Gutta cavat lapidem

Christof Rehm, furor 9, Island
9. März 2020 - 18:32 | Iacov Grinberg

In der Ausstellung »furor« im Fotodiskurs herrscht Tiefschwarz auf einem Hintergrund von Schneeweiß – wobei Tiefschwarz keinesfalls gleichmäßig ist, sondern seine eigene komplexe Struktur vorweist.

Dies kann als ein Argument in der Auseinandersetzung zwischen Liebhabern schwarz-weißer und farbiger Fotografie dienen. Ich bin auf dieses Spannungsverhältnis in den frühen 70ern gestoßen, als ein Schulkamerad seine Fotoarbeit an einen Wettbewerb in Hongkong geschickt hat. Er hat den dritten Preis gewonnen und als Belohnung eine Packung von Farbnegativfilmen von Fujifilm und einen Katalog der Ausstellung bekommen.
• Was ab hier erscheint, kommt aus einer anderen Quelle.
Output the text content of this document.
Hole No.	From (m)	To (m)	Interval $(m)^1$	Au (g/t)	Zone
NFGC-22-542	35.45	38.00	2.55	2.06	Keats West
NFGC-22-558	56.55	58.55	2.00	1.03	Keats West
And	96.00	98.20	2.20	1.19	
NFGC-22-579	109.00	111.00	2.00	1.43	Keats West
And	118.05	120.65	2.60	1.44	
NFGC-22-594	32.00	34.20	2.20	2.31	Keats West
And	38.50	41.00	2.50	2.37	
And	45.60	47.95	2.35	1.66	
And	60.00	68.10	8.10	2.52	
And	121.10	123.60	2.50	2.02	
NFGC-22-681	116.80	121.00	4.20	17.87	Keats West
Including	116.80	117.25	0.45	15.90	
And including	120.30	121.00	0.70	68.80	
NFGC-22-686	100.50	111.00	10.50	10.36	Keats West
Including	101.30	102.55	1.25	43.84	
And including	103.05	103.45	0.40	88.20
Obwohl der Wettbewerb vom Farbfilmproduzent Fujifilm organisiert wurde, waren mehr als die Hälfte der Arbeiten schwarz-weiß! Es zeigte sich, dass beide Arten ihre spezifischen Kunstmittel haben und beide das Schaffen sehr eindrucksvoller Bilder ermöglichen. Schwarz-weiße Fotografien erlauben, auf farbige Nuancen zu verzichten und einige Eigenschaften der Person/des Objektes zuzuspitzen, »konvex« zu zeigen.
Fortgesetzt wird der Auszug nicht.